In this chapter, we consider the use of these therapies in the management of depression and how they might relate to the ECT treatment pathway.
Repetitive transcranial magnetic stimulation (rTMS)
Repetitive transcranial magnetic stimulation is a non-invasive technique causing modification of brain activity by focal stimulation of the superficial layers of the cerebral cortex using a train of magnetic pulses via an external wire coil. The impetus for studies of rTMS in psychiatry has arisen from the need for a viable alternative to ECT with a lower burden of adverse effects and greater patient acceptability. A substantial literature, including several systematic reviews and meta-analyses, now exists on the use of rTMS in the management of depression. In 2008 the US Food and Drug Administration approved a TMS system ‘for the treatment of Major Depressive Disorder in adult patients who have failed to achieve satisfactory improvement from one prior antidepressant medication at or above the minimal effective dose and duration in the current episode’.
However, NICE published a technology appraisal in 2007, restating the core recommendations in the 2010 depression guideline update, which is consistent with the absence of convincing evidence of superior efficacy for rTMS over sham treatment and with the paucity of efficacy data extending beyond 4–6 weeks of treatment.

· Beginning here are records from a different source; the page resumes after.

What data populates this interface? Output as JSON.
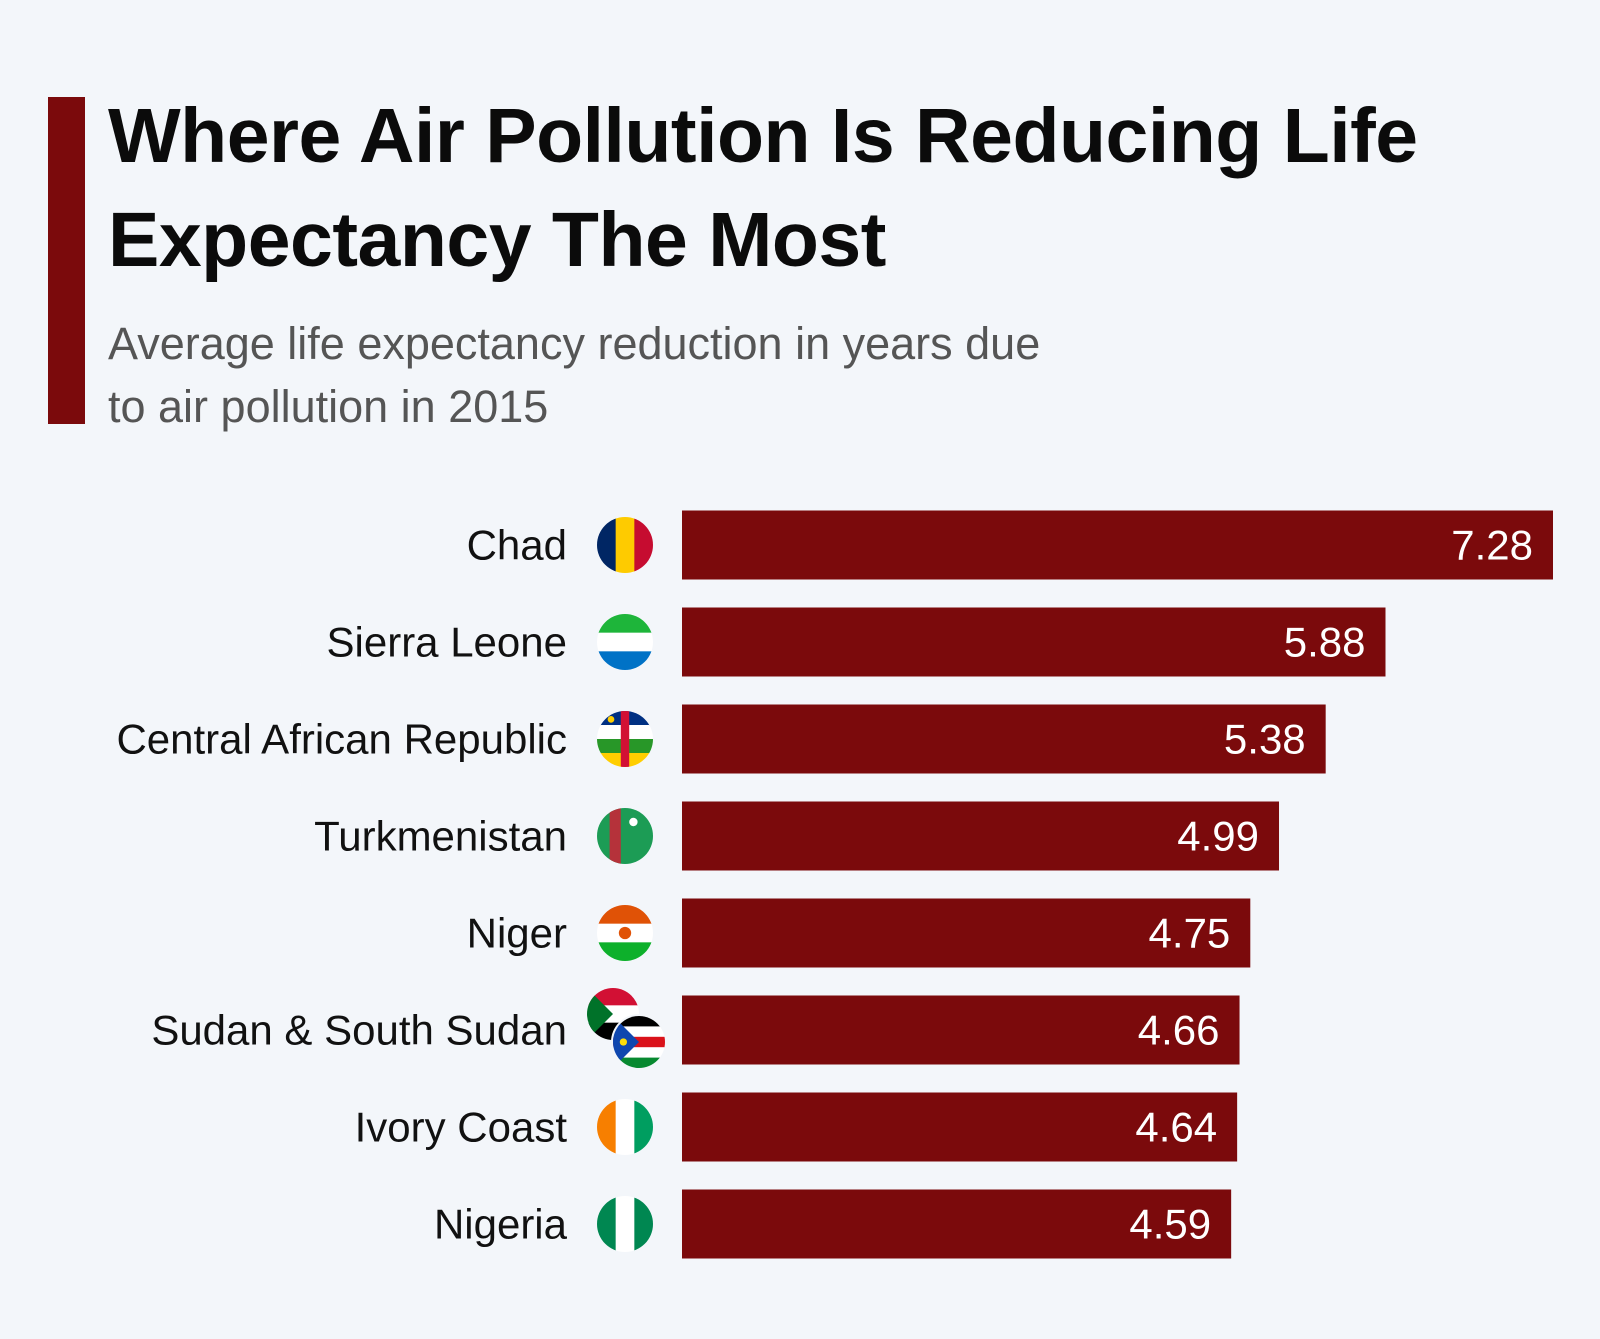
{
  "chart_data": {
    "type": "bar",
    "orientation": "horizontal",
    "title": "Where Air Pollution Is Reducing Life Expectancy The Most",
    "subtitle": "Average life expectancy reduction in years due to air pollution in 2015",
    "categories": [
      "Chad",
      "Sierra Leone",
      "Central African Republic",
      "Turkmenistan",
      "Niger",
      "Sudan & South Sudan",
      "Ivory Coast",
      "Nigeria"
    ],
    "values": [
      7.28,
      5.88,
      5.38,
      4.99,
      4.75,
      4.66,
      4.64,
      4.59
    ],
    "color": "#7b0a0c"
  }
}
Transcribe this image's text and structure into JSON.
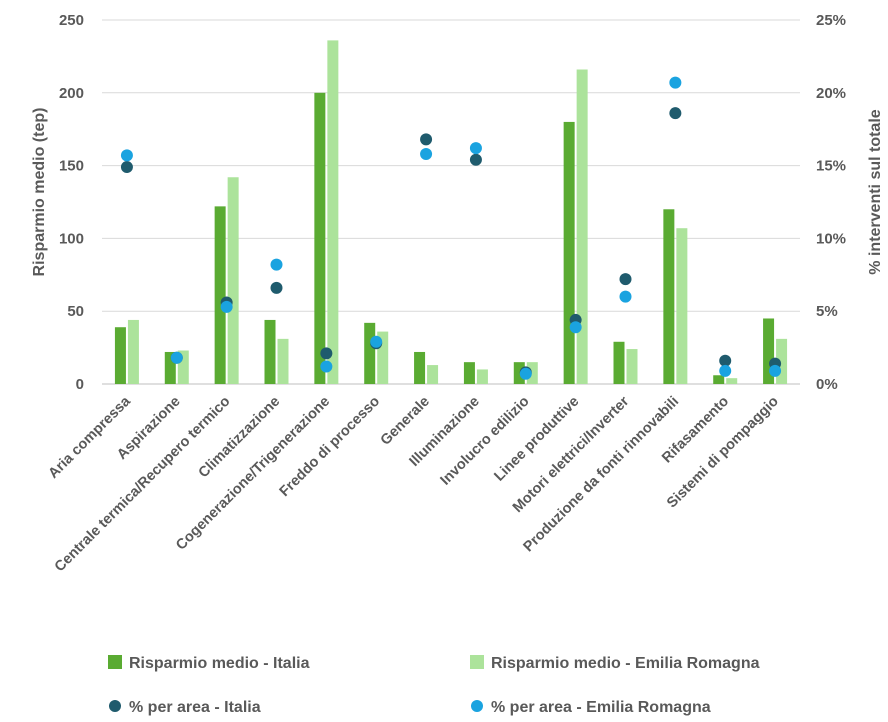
{
  "chart_data": {
    "type": "bar",
    "title": "",
    "ylabel": "Risparmio medio (tep)",
    "y2label": "% interventi sul totale",
    "ylim": [
      0,
      250
    ],
    "y2lim": [
      0,
      25
    ],
    "yticks": [
      "0",
      "50",
      "100",
      "150",
      "200",
      "250"
    ],
    "y2ticks": [
      "0%",
      "5%",
      "10%",
      "15%",
      "20%",
      "25%"
    ],
    "gridlines": true,
    "legend_position": "bottom",
    "categories": [
      "Aria compressa",
      "Aspirazione",
      "Centrale termica/Recupero termico",
      "Climatizzazione",
      "Cogenerazione/Trigenerazione",
      "Freddo di processo",
      "Generale",
      "Illuminazione",
      "Involucro edilizio",
      "Linee produttive",
      "Motori elettrici/Inverter",
      "Produzione da fonti rinnovabili",
      "Rifasamento",
      "Sistemi di pompaggio"
    ],
    "series": [
      {
        "name": "Risparmio medio - Italia",
        "kind": "bar",
        "axis": "left",
        "color": "#5aab32",
        "values": [
          39,
          22,
          122,
          44,
          200,
          42,
          22,
          15,
          15,
          180,
          29,
          120,
          6,
          45
        ]
      },
      {
        "name": "Risparmio medio - Emilia Romagna",
        "kind": "bar",
        "axis": "left",
        "color": "#ace39b",
        "values": [
          44,
          23,
          142,
          31,
          236,
          36,
          13,
          10,
          15,
          216,
          24,
          107,
          4,
          31
        ]
      },
      {
        "name": "% per area - Italia",
        "kind": "point",
        "axis": "right",
        "color": "#1f5b6d",
        "values": [
          14.9,
          1.8,
          5.6,
          6.6,
          2.1,
          2.8,
          16.8,
          15.4,
          0.8,
          4.4,
          7.2,
          18.6,
          1.6,
          1.4
        ]
      },
      {
        "name": "% per area - Emilia Romagna",
        "kind": "point",
        "axis": "right",
        "color": "#1aa3e0",
        "values": [
          15.7,
          1.8,
          5.3,
          8.2,
          1.2,
          2.9,
          15.8,
          16.2,
          0.7,
          3.9,
          6.0,
          20.7,
          0.9,
          0.9
        ]
      }
    ]
  }
}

The status of the technique is summarised as follows:
‘Current evidence suggests that there are no major safety concerns associated with transcranial magnetic stimulation (TMS) for severe depression. There is uncertainty about the procedure's clinical efficacy, which may depend on higher intensity, greater frequency, bilateral application and/or longer treatment durations than have appeared in the evidence to date. TMS should therefore be performed only in research studies designed to investigate these factors.’ (National Institute for Health and Clinical Excellence, 2007)
In our opinion, on the basis of current evidence, rTMS remains an interesting but experimental therapy which should not be considered a viable alternative to treatment with ECT.